他不再犹豫,立刻点齐麾下最精锐的一千二百步兵——其中大部分是参加过鹰嘴涧伏击的老兵,还有三百是刚从伤病营恢复、主动请战的轻伤员。
这些轻伤员听说要增援西山,一个个眼睛发亮,仿佛伤口都不疼了。
“全体都有!检查兵器甲胄!带足箭矢!一炷香后出发!”李定国站在队列前,声音如雷,压过了营地所有的嘈杂。
士兵们迅速行动。
没有人说话,只有兵器碰撞的金属声、皮甲束紧的摩擦声、急促的呼吸声。
但每个人的眼神都异常坚定——他们知道,这一战关系到全军的生死。
一个独臂老兵用嘴咬着绷带,单手给自己的断臂处重新包扎。
旁边年轻士兵想帮忙,被他瞪了一眼:“忙你的去!老子一只手也能杀鞑子!”
另一个胸口缠满绷带的伤兵,坚持要跟着去。
医官拉着他:“你不要命了?伤口再崩开,神仙也救不了!”
伤兵咧嘴笑,露出黄牙:“孙大夫,我这条命是陛下和晋王捡回来的。多活这几天,赚了。现在该我还了。”
朱由榔登上营中一处较高的瞭望点,向西山方向眺望。
从这里,能隐约看见西山垭口的轮廓,像一道狰狞的伤口刻在山体上。
王皇后站在他身边,手中紧握着一串佛珠——那是她母亲留给她的,一路逃难都没丢。
“皇后,你怕吗?”朱由榔忽然问。
王皇后沉默片刻,轻声道:“怕。

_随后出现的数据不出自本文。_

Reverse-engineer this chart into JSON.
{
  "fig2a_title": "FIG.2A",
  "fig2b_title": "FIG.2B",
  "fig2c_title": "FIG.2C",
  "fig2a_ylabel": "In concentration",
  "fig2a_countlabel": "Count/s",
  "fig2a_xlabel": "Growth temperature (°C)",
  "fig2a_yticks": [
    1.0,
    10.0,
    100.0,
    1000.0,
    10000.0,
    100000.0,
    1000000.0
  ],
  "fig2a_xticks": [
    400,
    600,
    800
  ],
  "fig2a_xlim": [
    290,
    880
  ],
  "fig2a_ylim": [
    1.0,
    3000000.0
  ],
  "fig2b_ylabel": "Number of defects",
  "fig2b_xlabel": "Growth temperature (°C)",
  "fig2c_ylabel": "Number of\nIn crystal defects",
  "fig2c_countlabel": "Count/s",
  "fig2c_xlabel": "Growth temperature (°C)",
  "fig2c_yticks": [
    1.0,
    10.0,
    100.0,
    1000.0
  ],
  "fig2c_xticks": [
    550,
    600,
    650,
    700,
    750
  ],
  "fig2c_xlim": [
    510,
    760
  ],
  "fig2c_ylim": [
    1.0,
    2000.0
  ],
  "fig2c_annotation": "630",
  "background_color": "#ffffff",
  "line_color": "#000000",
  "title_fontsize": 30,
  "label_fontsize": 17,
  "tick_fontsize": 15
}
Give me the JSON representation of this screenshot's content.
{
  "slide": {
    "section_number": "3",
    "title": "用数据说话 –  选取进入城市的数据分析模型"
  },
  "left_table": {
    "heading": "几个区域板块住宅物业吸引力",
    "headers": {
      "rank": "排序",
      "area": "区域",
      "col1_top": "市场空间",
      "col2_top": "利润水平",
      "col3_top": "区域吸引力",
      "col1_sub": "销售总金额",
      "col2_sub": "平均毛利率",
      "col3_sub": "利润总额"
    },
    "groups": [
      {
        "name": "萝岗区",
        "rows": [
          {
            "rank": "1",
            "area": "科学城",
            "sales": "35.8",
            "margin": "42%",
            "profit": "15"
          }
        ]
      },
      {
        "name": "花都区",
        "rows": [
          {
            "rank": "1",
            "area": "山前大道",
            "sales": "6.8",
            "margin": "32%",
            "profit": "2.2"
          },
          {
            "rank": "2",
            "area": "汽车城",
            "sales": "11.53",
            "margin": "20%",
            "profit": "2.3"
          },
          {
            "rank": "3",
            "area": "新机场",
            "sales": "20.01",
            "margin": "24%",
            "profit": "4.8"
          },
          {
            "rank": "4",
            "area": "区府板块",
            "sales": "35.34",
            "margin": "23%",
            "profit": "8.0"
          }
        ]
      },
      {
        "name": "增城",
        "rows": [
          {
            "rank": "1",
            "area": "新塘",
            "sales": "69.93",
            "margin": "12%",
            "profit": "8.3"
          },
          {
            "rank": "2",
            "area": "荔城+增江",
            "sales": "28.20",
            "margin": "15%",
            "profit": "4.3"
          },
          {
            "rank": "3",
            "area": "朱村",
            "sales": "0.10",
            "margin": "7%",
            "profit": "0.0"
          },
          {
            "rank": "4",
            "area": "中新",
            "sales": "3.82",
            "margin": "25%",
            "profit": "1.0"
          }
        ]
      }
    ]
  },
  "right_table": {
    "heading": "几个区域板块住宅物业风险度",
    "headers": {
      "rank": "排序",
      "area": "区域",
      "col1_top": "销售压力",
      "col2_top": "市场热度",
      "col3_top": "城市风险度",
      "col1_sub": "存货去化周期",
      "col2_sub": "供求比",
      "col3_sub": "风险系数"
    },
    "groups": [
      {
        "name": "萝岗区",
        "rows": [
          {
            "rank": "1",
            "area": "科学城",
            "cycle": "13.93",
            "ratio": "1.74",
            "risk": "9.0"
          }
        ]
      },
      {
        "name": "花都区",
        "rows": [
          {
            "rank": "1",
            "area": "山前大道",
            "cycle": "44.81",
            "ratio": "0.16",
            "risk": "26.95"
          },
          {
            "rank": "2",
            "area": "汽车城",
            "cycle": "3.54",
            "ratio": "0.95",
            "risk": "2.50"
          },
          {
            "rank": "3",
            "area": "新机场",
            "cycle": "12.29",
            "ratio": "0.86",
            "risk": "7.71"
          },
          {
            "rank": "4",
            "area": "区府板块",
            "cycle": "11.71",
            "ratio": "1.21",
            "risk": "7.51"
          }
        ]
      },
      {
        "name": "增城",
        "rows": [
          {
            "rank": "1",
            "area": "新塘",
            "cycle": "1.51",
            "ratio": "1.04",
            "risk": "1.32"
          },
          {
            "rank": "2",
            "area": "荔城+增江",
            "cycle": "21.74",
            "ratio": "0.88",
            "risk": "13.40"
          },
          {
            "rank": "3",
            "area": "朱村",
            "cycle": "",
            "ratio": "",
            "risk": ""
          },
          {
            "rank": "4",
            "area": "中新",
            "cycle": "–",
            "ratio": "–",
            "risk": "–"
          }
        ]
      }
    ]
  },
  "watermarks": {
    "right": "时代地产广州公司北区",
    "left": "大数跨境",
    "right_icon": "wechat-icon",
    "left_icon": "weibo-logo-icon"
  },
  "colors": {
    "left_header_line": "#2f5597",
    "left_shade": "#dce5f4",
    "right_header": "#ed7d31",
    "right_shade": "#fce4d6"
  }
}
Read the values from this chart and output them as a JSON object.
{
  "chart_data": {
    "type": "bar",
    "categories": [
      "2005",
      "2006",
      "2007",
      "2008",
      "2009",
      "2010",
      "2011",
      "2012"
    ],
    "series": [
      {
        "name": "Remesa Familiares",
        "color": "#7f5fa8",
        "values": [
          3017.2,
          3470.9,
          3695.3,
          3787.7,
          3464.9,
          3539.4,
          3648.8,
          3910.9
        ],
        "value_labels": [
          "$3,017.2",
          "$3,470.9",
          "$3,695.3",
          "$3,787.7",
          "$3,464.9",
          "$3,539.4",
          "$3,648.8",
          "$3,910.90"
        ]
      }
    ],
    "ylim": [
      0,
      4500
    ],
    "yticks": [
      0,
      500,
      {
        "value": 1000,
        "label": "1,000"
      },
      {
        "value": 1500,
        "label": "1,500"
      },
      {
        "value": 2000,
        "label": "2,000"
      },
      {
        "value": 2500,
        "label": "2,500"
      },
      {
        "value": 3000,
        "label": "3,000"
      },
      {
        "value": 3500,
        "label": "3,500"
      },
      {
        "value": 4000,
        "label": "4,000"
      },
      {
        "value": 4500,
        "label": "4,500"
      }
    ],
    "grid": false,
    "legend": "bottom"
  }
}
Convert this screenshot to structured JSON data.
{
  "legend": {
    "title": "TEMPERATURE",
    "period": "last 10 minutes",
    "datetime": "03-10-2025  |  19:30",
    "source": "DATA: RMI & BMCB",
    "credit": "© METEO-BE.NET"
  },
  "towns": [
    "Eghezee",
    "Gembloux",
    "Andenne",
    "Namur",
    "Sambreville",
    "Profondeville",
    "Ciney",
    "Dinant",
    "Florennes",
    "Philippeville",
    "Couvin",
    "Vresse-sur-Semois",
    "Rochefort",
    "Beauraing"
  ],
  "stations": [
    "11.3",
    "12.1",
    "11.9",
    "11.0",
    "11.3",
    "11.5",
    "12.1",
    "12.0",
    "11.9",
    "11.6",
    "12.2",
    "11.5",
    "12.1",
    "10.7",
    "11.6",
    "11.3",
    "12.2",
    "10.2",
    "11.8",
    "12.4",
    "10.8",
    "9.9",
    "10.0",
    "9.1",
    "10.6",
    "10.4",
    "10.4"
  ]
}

但怕没有用。臣妾现在只想……多做一些事,多帮一个人,多撑一刻钟。”她转动佛珠,低声念了句佛号,然后抬起头,“陛下,您说晋王这次……能成吗?”
朱由榔望向西方,目光似乎穿透了山峦:“朕不知道。但朕相信他。”
一炷香后,李定国带队出发。
一千二百人如一条沉默的长龙,沿着崎岖的山道向西山垭口疾行。
脚步声整齐划一,踏在泥泞的山路上,发出沉闷的噗噗声。
朱由榔能感觉到,自己领域的边缘(十里范围)已经覆盖了西山垭口区域,但那里距离核心区太远,效果极其微弱,几乎可以忽略不计。
现在,只能靠李定国自己了。
时间在焦灼的等待中流逝。
半个时辰后,西山方向传来隐约的喊杀声。
本章未完,请点击下一页继续阅读!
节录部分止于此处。